Commercial Metals Company announced net sales of $1.1 billion for earnings of $7.2 million for first quarter 2017, ending Nov. 30, 2016. Metal margins in the Americas Mills segment took a hit of 17 percent in Q1 due to lower selling prices resulting from continued import pressure, scrap price volatility and market uncertainty. Average selling price fell $7 per ton or 10 percent compared to Q1 2016.
Rebar imports have negatively impacted margins in the United States.
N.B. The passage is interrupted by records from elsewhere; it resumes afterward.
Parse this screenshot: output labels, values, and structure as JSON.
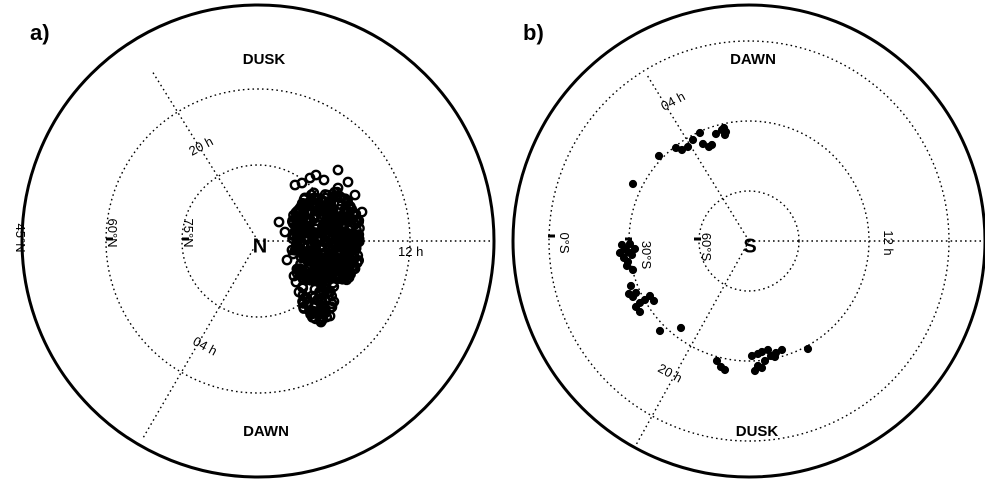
{
  "panels": [
    {
      "label": "a)",
      "pole": "N",
      "top_label": "DUSK",
      "bottom_label": "DAWN",
      "lat_labels": [
        "75°N",
        "60°N",
        "45°N"
      ],
      "time_labels": [
        "20 h",
        "04 h",
        "12 h"
      ]
    },
    {
      "label": "b)",
      "pole": "S",
      "top_label": "DAWN",
      "bottom_label": "DUSK",
      "lat_labels": [
        "60°S",
        "30°S",
        "0°S"
      ],
      "time_labels": [
        "04 h",
        "20 h",
        "12 h"
      ]
    }
  ],
  "chart_data": [
    {
      "type": "scatter",
      "title": "",
      "marker": "open circle",
      "note_points_region": "dense cluster on dayside near 12 h, about 75°N to 60°N"
    },
    {
      "type": "scatter",
      "title": "",
      "marker": "filled circle",
      "note_points_region": "arc of points near 30°S from 04 h through 00 h to 20 h"
    }
  ]
}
A preliminary countervailing duty ruling on rebar imports from Japan, Taiwan and Turkey has been delayed until February 21. A second remand of the 2014 antidumping case against Turkey is due from Commerce on January 13. Rebar imports declined 9 percent year over year in CMC’s first quarter but are still near historic highs, preventing U.S. companies from improving mill utilization rates and margins, said CEO Joseph Alvarado.
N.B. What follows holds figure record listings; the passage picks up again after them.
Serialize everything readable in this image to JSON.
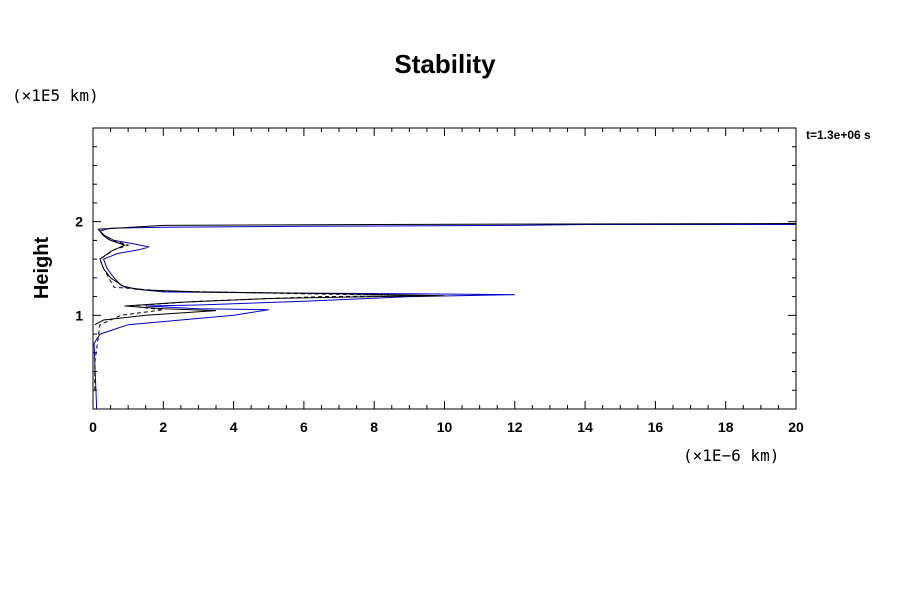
{
  "chart_data": {
    "type": "line",
    "title": "Stability",
    "ylabel": "Height",
    "xlabel": "",
    "x_unit_label": "(×1E−6 km)",
    "y_unit_label": "(×1E5 km)",
    "time_label": "t=1.3e+06 s",
    "xlim": [
      0,
      20
    ],
    "ylim": [
      0,
      3
    ],
    "x_ticks": [
      0,
      2,
      4,
      6,
      8,
      10,
      12,
      14,
      16,
      18,
      20
    ],
    "y_ticks": [
      1,
      2
    ],
    "grid": false,
    "series": [
      {
        "style": "solid",
        "color": "#0000cc",
        "points": [
          [
            0.1,
            0.0
          ],
          [
            0.1,
            0.05
          ],
          [
            0.05,
            0.5
          ],
          [
            0.03,
            0.7
          ],
          [
            0.2,
            0.8
          ],
          [
            1.0,
            0.9
          ],
          [
            2.5,
            0.95
          ],
          [
            4.0,
            1.0
          ],
          [
            5.0,
            1.06
          ],
          [
            3.0,
            1.07
          ],
          [
            1.5,
            1.1
          ],
          [
            3.0,
            1.11
          ],
          [
            6.0,
            1.15
          ],
          [
            9.0,
            1.2
          ],
          [
            12.0,
            1.22
          ],
          [
            9.0,
            1.23
          ],
          [
            5.0,
            1.24
          ],
          [
            2.0,
            1.25
          ],
          [
            1.2,
            1.28
          ],
          [
            0.8,
            1.32
          ],
          [
            0.6,
            1.4
          ],
          [
            0.4,
            1.5
          ],
          [
            0.3,
            1.6
          ],
          [
            0.7,
            1.66
          ],
          [
            1.3,
            1.7
          ],
          [
            1.6,
            1.73
          ],
          [
            1.2,
            1.76
          ],
          [
            0.6,
            1.8
          ],
          [
            0.3,
            1.86
          ],
          [
            0.2,
            1.9
          ],
          [
            0.5,
            1.93
          ],
          [
            2.0,
            1.94
          ],
          [
            6.0,
            1.95
          ],
          [
            12.0,
            1.96
          ],
          [
            14.0,
            1.97
          ],
          [
            20.0,
            1.97
          ]
        ]
      },
      {
        "style": "solid",
        "color": "#000000",
        "points": [
          [
            0.05,
            0.9
          ],
          [
            0.3,
            0.95
          ],
          [
            1.5,
            1.0
          ],
          [
            3.5,
            1.05
          ],
          [
            2.0,
            1.07
          ],
          [
            0.9,
            1.1
          ],
          [
            2.5,
            1.14
          ],
          [
            5.0,
            1.18
          ],
          [
            8.0,
            1.2
          ],
          [
            10.0,
            1.21
          ],
          [
            7.0,
            1.23
          ],
          [
            3.0,
            1.25
          ],
          [
            1.5,
            1.27
          ],
          [
            0.9,
            1.3
          ],
          [
            0.5,
            1.4
          ],
          [
            0.3,
            1.5
          ],
          [
            0.2,
            1.6
          ],
          [
            0.5,
            1.68
          ],
          [
            0.9,
            1.75
          ],
          [
            0.5,
            1.8
          ],
          [
            0.3,
            1.85
          ],
          [
            0.15,
            1.92
          ],
          [
            2.0,
            1.96
          ],
          [
            8.0,
            1.97
          ],
          [
            20.0,
            1.98
          ]
        ]
      },
      {
        "style": "dashed",
        "color": "#000000",
        "points": [
          [
            0.05,
            0.2
          ],
          [
            0.05,
            0.5
          ],
          [
            0.2,
            0.9
          ],
          [
            0.8,
            1.0
          ],
          [
            2.0,
            1.06
          ],
          [
            1.0,
            1.1
          ],
          [
            3.0,
            1.15
          ],
          [
            6.5,
            1.2
          ],
          [
            9.5,
            1.21
          ],
          [
            6.0,
            1.23
          ],
          [
            2.0,
            1.26
          ],
          [
            0.6,
            1.3
          ],
          [
            0.3,
            1.5
          ],
          [
            0.2,
            1.6
          ],
          [
            0.6,
            1.7
          ],
          [
            1.0,
            1.75
          ],
          [
            0.4,
            1.82
          ],
          [
            0.2,
            1.9
          ]
        ]
      }
    ]
  }
}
“Turkey is one of the largest importers into the U.S. and they seem to be unphased by the cases that have been filed,” said Alvarado during the earnings call. “I think longer-term we’re more optimistic with the new administration that there will be a more fair look at what Turkey is doing and the unfairly imported products.”
A preliminary Dec. 7, 2016 review by Commerce found almost no applicable duty margins for rebar produced by Mexico’s Deacero and no subsidy rate, which could mean an increase of rebar imports to the U.S. from Mexico
“Certainly we’re monitoring the Mexico situation and hope that Mexico will not disrupt the market, but certainly, said chief operating officer Barbara Smith, “ I’m sure they are taking a look at it and trying to see where they can participate.”
Taiwan and Japan have cut back some on rebar exports to the U.S. following filing of the trade cases but others have moved to fill the space, said Alvarado. “To date we’re not seeing significant shifts in behavior patterns.”
Rising scrap prices have meant input costs are higher for fabrication, but because the company is still servicing backlogs from the prior two or three quarters, CMC has not been able to pass price increases through the fabrication business as yet.
“This is also where the import situation factors into it, because fab business is often you are bidding against import pricing. So it becomes a complicated – a bit of a complicated scenario that we just don’t see fab pricing turning yet, we’re anticipating that eventually we will begin to see and have an ability to move fab prices higher. But this phenomenon in the fab segment is certainly going to continue to haunt us,” said Smith. “Having said that, there is a positive benefit to scrap prices moving up in our recycling segment and hopefully we will also begin to see or we will see margin expansion first in the mill segment and then fab will be lagging.
Said Alvarado on scrap pricing and availability, “There is a strong correlation between flows and prices and as prices go up, flows tend to increase pretty significantly. Likewise when prices start going down people sit on metal.”
Automotive and appliance scrap tends to sit until prices increase, while industrial scrap moves at a more steady flow, said Alvarado.
“We think there’s an ample reservoir of scrap in the United States, we don’t have any concern about that. Increased demand from domestic mills, not only mini-mills but integrated mills, as their operating rates increase, will also push prices up and as prices go up we expect the flows will become more ready.”
The CMC executives were asked if the wall that president-elect Trump hopes to build on the U.S./Mexico border will impact rebar demand. The answer was yes, but it has not been factored into CMC’s business modeling at this time. Chief financial officer Mary Lindsey thought the chance of an adjustable border tax being implemented is “slim to none.”
Said Lindsey, “We certainly do import product into the US from outside the US as you know and that obviously would have an impact on that business because it would increase the cost basically by 35%. But I don’t think we’re losing a lot of sleep over the possibility of that of that happening.
“I think there are other potential tax proposals by the administration that are more likely to benefit all of the US manufacturing just by virtue of lower tax rates overall and the possibility to repatriate foreign earnings. This is the least likely tax proposal I think to actually get traction.”
What is being watched carefully is infrastructure bills and funding which, Lindsey believes will eventually be passed. CMC is focusing on how much additional product they could put into the market and what labor needs would be necessary to ramp up to demand. Because of time required to pass bills through Congress and get plans to the steel order stage, activity increase is not expected until the second half of 2017.
“My personal view is that would be more related to the prior FAST Act that was passed and the fact that a number of states have taken action to increase gasoline or sales and use tax for their matching funds associated with the previously passed FAST legislation. Any new legislation that would come out under the Trump administration for reinvestment in infrastructure probably won’t impact us until fiscal ’18, which incidentally will be nicely timed with the startup of our Durant facility.”
The Durant facility is a new micro mill in Durant, Oklahoma that is expected to begin shipping spooled rebar in fall 2017. Spooled rebar has a no-twist design which alleviates the challenges associated with the twisting found in traditional loose-wound coiled rebar. The new product is very tightly wound on the spool and produces less waste for fabricators.